I would happily support DRM that actually cared about customers' rights. I want the guarantee that, like physical media, DRM-protected content will be available in the far future. Blu-ray already fails this test, and I only purchase Blu-rays to strip the DRM and save a long-term format. I want the ability to gift, loan, or sell any media that I possess the rights to. I don't want to possess merely a ticket which grants me admittance to content for a limited time, under limited conditions, subject to the dissolution of whatever producer, licencor, or operator manages the DRM scheme.
Because piracy has absolutely no effect on 99% of customers I am fairly certain that what content producers/licencors truly fear is "casual piracy" and fair use like loans and libraries where market forces drive the resale cost of digital media down to its natural price in the free market.
It's perfectly natural to resist inferior DRM schemes by refusing to make them standard. If you want me to support an open DRM standard then it needs to be capability based with normal customers like you or me represented as first class owners of those capabilities and implement a durable scheme for transfer of those capabilities into the indefinite future.
For example, consider a ownership-based scheme where producers issue N digitally-signed capabilities to a particular copyrighted work and sell them to customers on an electronic marketplace.
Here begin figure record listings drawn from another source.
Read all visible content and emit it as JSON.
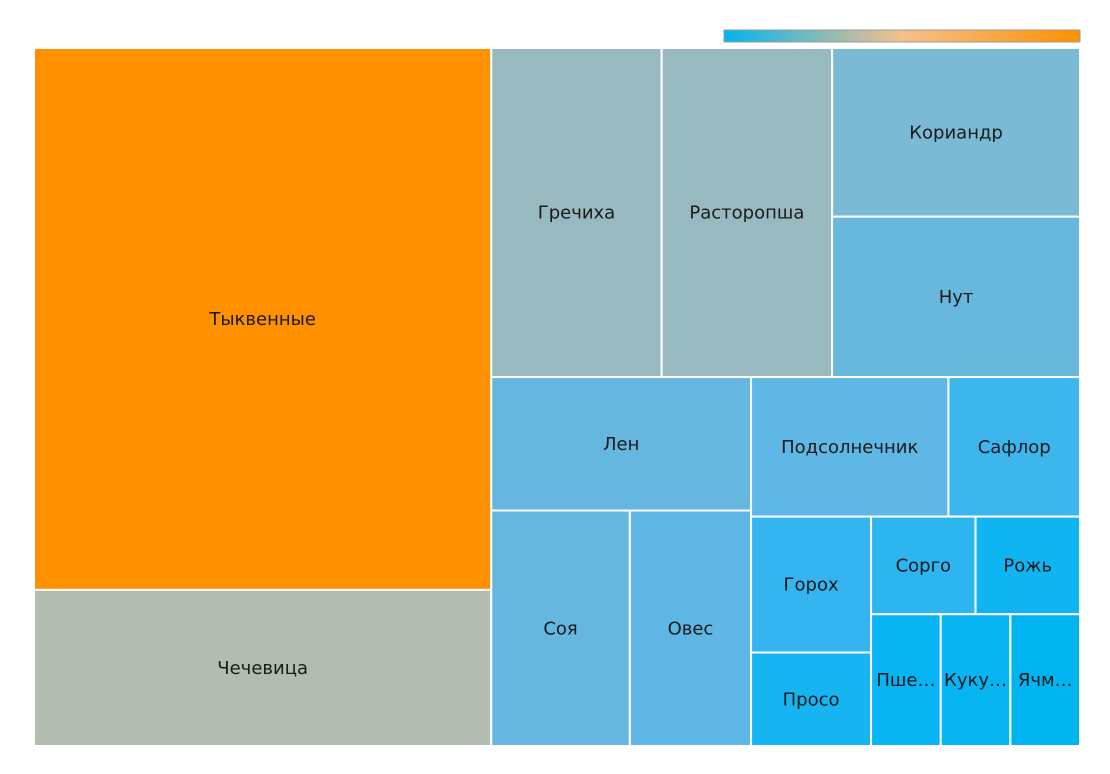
{
  "chart_data": {
    "type": "treemap",
    "title": "",
    "colorscale": {
      "colors": [
        "#00b4f0",
        "#f6c08a",
        "#ff9000"
      ],
      "min": 0,
      "max": 1
    },
    "items": [
      {
        "label": "Тыквенные",
        "value": 24.3,
        "color": "#ff9000"
      },
      {
        "label": "Чечевица",
        "value": 7.0,
        "color": "#b3bcb1"
      },
      {
        "label": "Гречиха",
        "value": 5.5,
        "color": "#99b9c0"
      },
      {
        "label": "Расторопша",
        "value": 5.5,
        "color": "#99b9c0"
      },
      {
        "label": "Кориандр",
        "value": 4.1,
        "color": "#7bbad5"
      },
      {
        "label": "Нут",
        "value": 3.9,
        "color": "#68b8dd"
      },
      {
        "label": "Лен",
        "value": 3.4,
        "color": "#65b7e0"
      },
      {
        "label": "Подсолнечник",
        "value": 2.7,
        "color": "#5eb7e4"
      },
      {
        "label": "Сафлор",
        "value": 1.8,
        "color": "#3db6ed"
      },
      {
        "label": "Соя",
        "value": 3.2,
        "color": "#65b7e0"
      },
      {
        "label": "Овес",
        "value": 2.8,
        "color": "#5eb7e4"
      },
      {
        "label": "Горох",
        "value": 1.6,
        "color": "#35b5ef"
      },
      {
        "label": "Просо",
        "value": 1.1,
        "color": "#16b5f1"
      },
      {
        "label": "Сорго",
        "value": 1.0,
        "color": "#2cb5ef"
      },
      {
        "label": "Рожь",
        "value": 1.0,
        "color": "#10b4f1"
      },
      {
        "label": "Пше…",
        "value": 0.9,
        "color": "#08b4f1"
      },
      {
        "label": "Куку…",
        "value": 0.9,
        "color": "#05b4f1"
      },
      {
        "label": "Ячм…",
        "value": 0.9,
        "color": "#00b4f0"
      }
    ]
  }
}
Bitcoin has proven that it's possible to maintain a globally consistent transaction ledger of ownership of individual tokens, and a much cheaper implementation could maintain ownership and facilitate programmatic transfer of capabilities to digital works (to support sales, gifts, and even temporary loans) because the marginal value of acquiring more than one capability to the same work is zero and so there will be little need to spend gigawatts of electricity maintaining the blockchain against adversaries. The copyrighted work doesn't even have to be encrypted. Just make standards-compliant devices/software require current ownership of a capability to use the work. Yes, this is an easily defeated scheme for pirates, but so is every other DRM scheme. At least this respects individual property rights, the first sale doctrine, fair use, and libraries for the vast majority of users.